There’s two real ales on, plus everything else you’d expect; the ubiquitous, round here, Bradfield Blonde and Stancil Barnsley Bitter which now seems to be a style brewed by two brewers rather than a specific beer. Is it the same as the original? I don’t know, I was a teenager when I drank the old Barnsley Bitter, which by that time was being brewed in Taddy by John Smith’s anyway. What I can say is the couple of pints of the Stancil version I had in The Wortley Arms were superb, easily NBSS 3.5 and the sort of ale meant to be drunk in quantity by lots of folk in lots of pubs. I’m not sure how much a pint cost, it all went on the bill. I didn’t even have to go to the bar neither and the service was excellent.

So was the meal, rare sirloin of beef, Yorkshires, roasties, mash, roasted autumn vegetables, the softest fluffiest kale and proper gravy. I’d categorise it as better than most Sunday dinners, not quite fine dining but not very far away, whilst still being a hearty comforting meal. The crab salad starter was even better, turned out it was a whole dressed crab, crab butter, homemade bread, new potatoes and a clever little salad; you’d pay a fiver or more for the crab alone in our local fishmonger yet the whole dish was only £8.50, I think the Sunday dinner was twelve and a half.

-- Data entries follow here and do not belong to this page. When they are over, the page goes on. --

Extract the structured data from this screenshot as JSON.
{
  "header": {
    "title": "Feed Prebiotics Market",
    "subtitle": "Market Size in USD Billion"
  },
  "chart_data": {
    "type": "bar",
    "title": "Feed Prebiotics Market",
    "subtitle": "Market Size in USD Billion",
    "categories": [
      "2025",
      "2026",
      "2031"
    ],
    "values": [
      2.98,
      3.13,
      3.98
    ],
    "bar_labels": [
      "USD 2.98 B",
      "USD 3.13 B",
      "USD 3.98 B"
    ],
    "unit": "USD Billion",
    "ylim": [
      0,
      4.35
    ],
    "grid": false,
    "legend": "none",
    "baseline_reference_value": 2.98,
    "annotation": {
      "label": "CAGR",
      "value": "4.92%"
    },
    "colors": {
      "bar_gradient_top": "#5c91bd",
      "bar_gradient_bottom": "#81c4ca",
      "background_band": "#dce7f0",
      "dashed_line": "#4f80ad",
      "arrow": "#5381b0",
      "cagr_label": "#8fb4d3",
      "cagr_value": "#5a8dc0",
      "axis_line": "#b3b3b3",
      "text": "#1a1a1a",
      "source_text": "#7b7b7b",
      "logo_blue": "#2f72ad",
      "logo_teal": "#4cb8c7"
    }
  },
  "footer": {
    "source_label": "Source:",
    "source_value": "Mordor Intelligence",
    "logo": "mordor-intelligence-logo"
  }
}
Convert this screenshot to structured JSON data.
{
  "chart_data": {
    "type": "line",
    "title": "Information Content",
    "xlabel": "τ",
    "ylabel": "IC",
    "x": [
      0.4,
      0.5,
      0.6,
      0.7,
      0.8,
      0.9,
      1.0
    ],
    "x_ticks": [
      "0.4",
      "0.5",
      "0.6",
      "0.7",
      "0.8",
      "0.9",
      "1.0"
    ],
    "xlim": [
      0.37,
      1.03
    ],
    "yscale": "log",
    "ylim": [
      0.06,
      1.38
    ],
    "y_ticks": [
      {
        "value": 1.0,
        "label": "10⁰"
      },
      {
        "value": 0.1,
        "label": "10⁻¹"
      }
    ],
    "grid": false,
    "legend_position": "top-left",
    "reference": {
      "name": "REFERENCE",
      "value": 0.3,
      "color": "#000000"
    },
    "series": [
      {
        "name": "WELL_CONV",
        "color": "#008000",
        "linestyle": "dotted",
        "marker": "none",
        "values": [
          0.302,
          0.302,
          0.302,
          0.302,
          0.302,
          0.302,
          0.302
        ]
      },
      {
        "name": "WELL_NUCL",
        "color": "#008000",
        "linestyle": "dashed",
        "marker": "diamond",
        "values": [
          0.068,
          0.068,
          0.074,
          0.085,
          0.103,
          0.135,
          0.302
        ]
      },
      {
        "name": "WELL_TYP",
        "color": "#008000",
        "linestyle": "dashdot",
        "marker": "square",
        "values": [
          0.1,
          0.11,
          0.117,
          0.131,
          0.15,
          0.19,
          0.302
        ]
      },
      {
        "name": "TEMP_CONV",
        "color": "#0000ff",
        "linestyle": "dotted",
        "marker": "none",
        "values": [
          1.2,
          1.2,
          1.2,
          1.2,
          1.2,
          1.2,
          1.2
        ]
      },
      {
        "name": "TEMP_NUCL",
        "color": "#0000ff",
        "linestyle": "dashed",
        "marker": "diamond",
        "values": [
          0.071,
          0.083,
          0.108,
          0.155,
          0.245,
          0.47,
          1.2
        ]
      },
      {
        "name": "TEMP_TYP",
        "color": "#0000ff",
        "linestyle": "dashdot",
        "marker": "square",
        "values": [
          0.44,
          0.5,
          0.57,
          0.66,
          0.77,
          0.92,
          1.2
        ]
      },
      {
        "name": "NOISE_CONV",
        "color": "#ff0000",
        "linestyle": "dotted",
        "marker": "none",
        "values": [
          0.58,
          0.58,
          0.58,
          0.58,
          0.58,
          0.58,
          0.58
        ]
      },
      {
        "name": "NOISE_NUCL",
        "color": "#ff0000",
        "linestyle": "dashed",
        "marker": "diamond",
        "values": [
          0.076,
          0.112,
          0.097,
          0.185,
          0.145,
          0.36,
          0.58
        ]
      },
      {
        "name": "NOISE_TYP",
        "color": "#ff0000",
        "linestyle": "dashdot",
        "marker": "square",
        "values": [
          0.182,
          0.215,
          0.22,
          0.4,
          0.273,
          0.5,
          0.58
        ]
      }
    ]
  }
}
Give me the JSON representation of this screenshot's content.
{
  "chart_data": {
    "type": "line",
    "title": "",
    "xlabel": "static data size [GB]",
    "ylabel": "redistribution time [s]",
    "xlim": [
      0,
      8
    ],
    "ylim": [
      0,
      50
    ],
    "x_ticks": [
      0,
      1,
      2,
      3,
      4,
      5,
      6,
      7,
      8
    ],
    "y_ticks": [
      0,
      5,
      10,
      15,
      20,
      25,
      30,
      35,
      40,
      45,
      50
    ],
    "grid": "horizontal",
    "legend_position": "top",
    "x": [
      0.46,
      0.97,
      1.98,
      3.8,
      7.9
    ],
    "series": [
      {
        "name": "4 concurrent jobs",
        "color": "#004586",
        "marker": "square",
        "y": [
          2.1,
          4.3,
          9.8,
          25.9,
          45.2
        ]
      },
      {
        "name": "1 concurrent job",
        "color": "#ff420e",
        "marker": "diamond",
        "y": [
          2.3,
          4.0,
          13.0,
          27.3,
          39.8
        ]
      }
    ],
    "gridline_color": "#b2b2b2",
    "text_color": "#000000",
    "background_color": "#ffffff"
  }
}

I can’t say enough about the food it really was outstanding, think gastro pub meets S.Yorks down to earth common sense with a touch of celebrity. I say celebrity because the fictional TV landlord at the next table seemed to enjoy his meal too. It’s not fair to say who it was, but Life after Football aka @Britainbeermat might be able to work it out?

I didn’t have a pudding, thinking I’d sort of sneak out for a swift one in Wortley Club towards the end. Thing is it’s rude to slink away when it’s your Dad’s birthday, so I stayed put and by the time it got round to leaving the old fella was starting to feel a bit tired, so we took him home. He’s allowed to do that, he is eighty eight after all. I’m sure there are people out there who would have a) sneaked off, or b) taken their Dad with them?

I hope to fulfil my ambition to visit Wortley Club one day. Don’t worry, I’ll get there, maybe to their beer festival. Thing is I wasn’t disappointed at all. I know The Wortley Arms is a food led pub, but it demonstrates that food led pubs can be very very good.

Verdict: excellent food and excellent beer in very pleasant surroundings that demonstrates different types of pub can be good as good as proper pubs.

 

8 replies »

  1. “or b) taken their Dad with them?”

    Definitely b. 🙂

    But sounds like it was a good time, and a good reconnoiter for a return trip to the actual Wortley Club in the future.